Interesting article. He neglects to point out how tax policy encourages individuals to work for corporations (i.e. the health care deduction which individuals can't take).
Painting corporations as the root of all evil is something I see on the left-wing whacko sites, though. I find myself rejecting his arguments on that basis alone. Maybe that isn't fair, but my gut says if the left is for it then it doesn't make sense.
He leaves out Hudson Bay Company, but that's to be expected.
The whole essay is based on a fear of large entities, whether they be governments or private companies. And then he goes out of his way to offer tenuous links between the two. Very simply put, how a large corporation behaves depends on the government. And how the government behaves -- in a democratic society --depends on the people. That is to say, the people get both the government and the corporations of their choosing.

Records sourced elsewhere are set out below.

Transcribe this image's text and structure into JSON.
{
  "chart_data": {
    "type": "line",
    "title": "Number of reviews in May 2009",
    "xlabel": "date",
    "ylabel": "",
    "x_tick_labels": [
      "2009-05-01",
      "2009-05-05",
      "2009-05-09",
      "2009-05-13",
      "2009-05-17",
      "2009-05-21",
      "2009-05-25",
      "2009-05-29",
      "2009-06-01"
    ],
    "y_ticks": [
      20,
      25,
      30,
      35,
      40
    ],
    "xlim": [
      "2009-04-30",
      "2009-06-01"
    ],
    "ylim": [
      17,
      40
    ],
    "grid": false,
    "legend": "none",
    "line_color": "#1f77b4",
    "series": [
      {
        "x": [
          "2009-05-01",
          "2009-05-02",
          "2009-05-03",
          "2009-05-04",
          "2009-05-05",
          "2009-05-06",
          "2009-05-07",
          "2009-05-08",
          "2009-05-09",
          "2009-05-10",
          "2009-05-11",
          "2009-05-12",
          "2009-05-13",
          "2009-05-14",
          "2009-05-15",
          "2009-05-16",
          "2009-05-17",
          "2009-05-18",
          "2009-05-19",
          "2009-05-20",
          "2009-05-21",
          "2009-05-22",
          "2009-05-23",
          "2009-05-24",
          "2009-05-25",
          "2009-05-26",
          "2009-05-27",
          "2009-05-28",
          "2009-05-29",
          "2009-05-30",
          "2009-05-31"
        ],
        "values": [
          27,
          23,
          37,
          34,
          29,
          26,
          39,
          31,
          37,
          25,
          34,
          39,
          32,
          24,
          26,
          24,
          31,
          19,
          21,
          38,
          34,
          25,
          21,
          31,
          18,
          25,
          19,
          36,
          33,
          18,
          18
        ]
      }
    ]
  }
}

VDay is a Libertarian; for him to make this argument is unusual, to say the least. That's why I paid attention to it.
Only problem: I don't know where he's going with this. Simply to state that 'the game is rigged'--well, it ain't necessarily so.
But he is right when he states that corporations are not necessary for Capitalism to exist. The larger question is whether Capitalism is ideal, and the answer is no.
Time to ask the invisible question. None of these economic triple geniuses have ever seen it, let alone answer it.
How is it possible that the arguably greatest generation, postwar, managed to survive (never mind thrive) without medicare and universal health care, the EPA and dozens of government supported NGOs?